Essa alteração conceitual implica na distinção do conteúdo das normas editadas sob a égide do regime anterior e impede a manutenção da penalidade de cassação de aposentadoria, por absoluta incompatibilidade com a nova natureza constitucional das aposentadorias e por não mais subsistir vínculo do servidor aposentado com o Estado Administração.
Fica fácil concluir que no atual sistema contributivo de Regime Próprio, o inativo não é um servidor público, cujo cargo não mais ocupa, não se podendo mais romper um vínculo funcional que se tornou inexistente, por meio da cassação de aposentadoria, como punição por mau serviço prestado.
5. Não Cassação da Aposentadoria não incrementa a Impunidade
É preciso estar ciente de que a possível abolição da pena de Cassação de Aposentadoria não deve alimentar a impunidade no meio da Administração Pública, considerando-se que tem sido aplicada em face de situações de desvios graves de comportamento.
Não se pode deixar de registrar que a medida extrema que se execra neste trabalho é imposta após conclusão do devido Processo Administrativo, onde são observadas todas as garantias constitucionais e procedimentais.

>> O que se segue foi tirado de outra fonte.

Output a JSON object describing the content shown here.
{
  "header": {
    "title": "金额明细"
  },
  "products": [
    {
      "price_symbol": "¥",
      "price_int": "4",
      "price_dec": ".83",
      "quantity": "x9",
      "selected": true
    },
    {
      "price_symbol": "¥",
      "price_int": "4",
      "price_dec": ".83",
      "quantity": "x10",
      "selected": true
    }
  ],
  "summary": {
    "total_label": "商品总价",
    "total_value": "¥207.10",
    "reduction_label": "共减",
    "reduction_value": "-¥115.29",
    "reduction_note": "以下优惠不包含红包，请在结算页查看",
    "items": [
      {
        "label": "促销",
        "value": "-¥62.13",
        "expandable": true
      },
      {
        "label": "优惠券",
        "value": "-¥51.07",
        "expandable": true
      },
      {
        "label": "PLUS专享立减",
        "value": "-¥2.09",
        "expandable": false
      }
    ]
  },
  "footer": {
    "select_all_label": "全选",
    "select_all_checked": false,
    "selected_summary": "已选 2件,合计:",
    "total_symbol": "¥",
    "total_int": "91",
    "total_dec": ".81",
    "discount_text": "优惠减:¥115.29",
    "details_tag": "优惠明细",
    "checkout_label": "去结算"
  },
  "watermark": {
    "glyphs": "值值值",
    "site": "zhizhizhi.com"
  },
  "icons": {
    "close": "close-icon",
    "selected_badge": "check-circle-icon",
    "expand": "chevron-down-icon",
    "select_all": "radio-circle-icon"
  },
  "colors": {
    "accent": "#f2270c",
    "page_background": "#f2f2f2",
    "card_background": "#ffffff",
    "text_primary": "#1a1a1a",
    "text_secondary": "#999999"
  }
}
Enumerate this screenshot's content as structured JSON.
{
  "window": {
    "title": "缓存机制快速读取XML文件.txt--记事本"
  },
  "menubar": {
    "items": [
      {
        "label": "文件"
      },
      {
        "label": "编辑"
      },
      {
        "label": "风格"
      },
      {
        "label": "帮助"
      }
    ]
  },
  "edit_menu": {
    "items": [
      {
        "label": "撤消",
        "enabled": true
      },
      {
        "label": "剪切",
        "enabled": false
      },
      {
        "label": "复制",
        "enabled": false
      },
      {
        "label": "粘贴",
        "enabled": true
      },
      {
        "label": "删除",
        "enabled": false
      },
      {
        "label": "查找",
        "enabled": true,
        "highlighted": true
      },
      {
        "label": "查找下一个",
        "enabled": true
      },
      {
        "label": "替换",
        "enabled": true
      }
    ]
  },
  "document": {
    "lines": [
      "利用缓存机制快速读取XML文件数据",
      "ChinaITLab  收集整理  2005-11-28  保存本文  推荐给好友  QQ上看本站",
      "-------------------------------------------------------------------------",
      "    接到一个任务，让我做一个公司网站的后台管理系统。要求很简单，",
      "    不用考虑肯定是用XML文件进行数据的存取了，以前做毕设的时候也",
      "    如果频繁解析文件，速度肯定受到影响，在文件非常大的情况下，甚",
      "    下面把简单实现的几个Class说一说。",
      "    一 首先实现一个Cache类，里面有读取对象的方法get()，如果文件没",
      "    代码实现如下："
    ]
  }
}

Acontece que esses processos costumam consumir, pela sua própria complexidade, por acúmulo de serviço nas Corregedorias, ou mesmo por omissão e morosidade das Comissões Processantes, um tempo exageradamente longo, de vários anos de trâmite, o que possibilita que o Acusado, premido pela situação desfavorável, busque a Aposentadoria como refúgio contra o Jus Puniendi Estatal.
Contudo, o quadro acima descrito é perfeitamente reversível, primeiro, com o estabelecimento de prioridade no andamento desses feitos e, segundo, colocando em prática as normas administrativas vigentes em algumas Unidades da Federação, como é o caso mineiro, de impedimento de concessão da aposentadoria ao servidor que estiver respondendo processo por desvio grave de conduta, com probabilidade de apenação com sua exclusão do serviço público.
Dessa maneira, fica tudo resolvido a contento, posto que, se condenado à demissão, como merecido, o servidor, mesmo assim, permanecerá com seus direitos relativos ao tempo de serviço prestado, que poderá cumular com o de outra e futura atividade na área privada, podendo vir a se aposentar pelo regime geral de previdência, como permite o ordenamento jurídico pátrio.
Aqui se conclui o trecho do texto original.